Edward Snowden and the NSA: A Lesson About Insider Threats

Edward Snowden during an interview in Hong Kong. Photograph by The Guardian via Getty Images

In all the mysteries surrounding the Edward Snowden affair, there’s one that hasn’t received much attention: Why didn’t the NSA, one of the most technologically sophisticated organizations on the planet, have a way to detect that Snowden was downloading thousands of documents?

The corollary question every chief executive should ask of his or her top security officer: “Does our organization have a way to detect unauthorized access to our data?” According to the recent SANS 2013 Critical Security Controls survey, less than 10 percent of companies actually have proactive monitoring of security controls, the area that governs unauthorized access.

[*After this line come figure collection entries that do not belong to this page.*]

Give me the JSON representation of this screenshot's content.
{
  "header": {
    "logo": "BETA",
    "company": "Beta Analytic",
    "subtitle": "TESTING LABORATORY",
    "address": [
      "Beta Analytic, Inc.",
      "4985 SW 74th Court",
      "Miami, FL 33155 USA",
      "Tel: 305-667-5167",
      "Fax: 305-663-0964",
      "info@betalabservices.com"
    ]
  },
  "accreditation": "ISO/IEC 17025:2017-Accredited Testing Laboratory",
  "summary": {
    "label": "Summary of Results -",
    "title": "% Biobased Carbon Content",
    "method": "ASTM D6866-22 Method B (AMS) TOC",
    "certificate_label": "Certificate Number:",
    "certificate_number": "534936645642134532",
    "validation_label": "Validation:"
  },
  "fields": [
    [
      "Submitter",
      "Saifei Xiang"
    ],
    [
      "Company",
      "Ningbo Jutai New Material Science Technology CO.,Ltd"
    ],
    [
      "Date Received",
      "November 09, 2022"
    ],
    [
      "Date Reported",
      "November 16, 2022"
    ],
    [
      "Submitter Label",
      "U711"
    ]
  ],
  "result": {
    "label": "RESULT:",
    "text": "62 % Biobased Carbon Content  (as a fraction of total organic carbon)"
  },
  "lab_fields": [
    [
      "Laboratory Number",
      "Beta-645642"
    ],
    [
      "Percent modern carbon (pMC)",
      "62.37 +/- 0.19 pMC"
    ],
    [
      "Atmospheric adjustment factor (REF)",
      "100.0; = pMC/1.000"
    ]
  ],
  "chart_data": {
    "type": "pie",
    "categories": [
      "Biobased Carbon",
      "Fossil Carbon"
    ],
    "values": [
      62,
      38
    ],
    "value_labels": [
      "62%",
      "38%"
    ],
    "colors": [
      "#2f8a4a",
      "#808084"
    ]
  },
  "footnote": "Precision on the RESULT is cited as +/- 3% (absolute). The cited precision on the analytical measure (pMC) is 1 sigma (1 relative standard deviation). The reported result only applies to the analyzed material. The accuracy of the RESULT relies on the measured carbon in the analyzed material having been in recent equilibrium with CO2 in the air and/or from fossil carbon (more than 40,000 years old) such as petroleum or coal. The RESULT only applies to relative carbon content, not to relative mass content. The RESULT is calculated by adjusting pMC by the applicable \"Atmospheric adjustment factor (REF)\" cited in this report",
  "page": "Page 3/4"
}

Employees and contractors with boundless privilege to access sensitive data present greater risk of intentionally, accidentally, or indirectly misusing that privilege and potentially stealing, deleting, or modifying data. Human nature is the weakest link when it comes to the intersection of people, process, and technology—the three tenants of security—and the Edward Snowden blunder is a perfect example.

According to Michael Hayden, former director of the NSA and the CIA, no more than 22 personnel at NSA were to have access to the highly classified data, which included about 1 billion-plus records per day. One can assume that these individuals should be internal analysts who have gone through extensive background checks, who are very experienced in dealing with highly confidential data, and who are employees of NSA. We can also assume that these individuals have special privileges to access these data in a highly secure manner.

I have no special knowledge of the NSA’s internal workings, but it appears that somehow this protocol was not followed, and Snowden, a contractor, was given access to this information with no mandatory monitoring, a clear violation of controls and a breakdown of process.

While technologies do exist to enforce access rights, privileges, and policies, the technology is only as good as the people and processes that are put into place. If people who manage these technologies decide to circumvent the technology’s ability to enforce policies, or make an exception, or ignore violations, or do not instill sufficient supervisory mechanisms, then the technology will fail.

Another issue to be looked at from a technological perspective is the complete lack of continuous monitoring and auditing of the users, process, and security controls in a unified fashion by the NSA.

If someone at the NSA were monitoring, analyzing, and auditing all network, user, and system activity, policy enforcements, etc., to identify abnormal behavior and usage patterns, most likely Snowden’s access to sensitive data, the connection of removable media and copying of these data would have drawn red flags. It is possible that the data and signals from individual products, such as a USB monitoring solution or a database activity monitoring system, would have captured these data, but the individual administrators who were looking at each data point in isolation were not able to connect the dots. If the NSA had adopted technology that pulled all information into a single database and automatically correlated the data in a unified fashion, it would have detected a potential breach or policy violation.

Unfortunately the Snowden situation of privileged access to sensitive data with lack of sufficient checks and balances is an all too familiar story in the private sector. Executive management tends to have a checkbox mentality when it comes to security (i.e. do what is absolutely necessary to pass a government or industry mandate) or lack the knowledge to realize that their intellectual property and business is at risk for lack of sufficient security controls.

With traditional network perimeters becoming increasingly porous with the introduction of BYOD, mobile devices, and cloud infrastructure, organizations need to implement security best practices, such as SANS 20 Critical Security Controls, to protect against cyberattacks and espionage. This requires resources and budget commitment from C-level management.

The Snowden debacle should be a wake-up call in both the public and private sectors to adopt an approach that provides complete awareness and continuous, automated monitoring of critical security controls to reduce real risk and real threats to their business.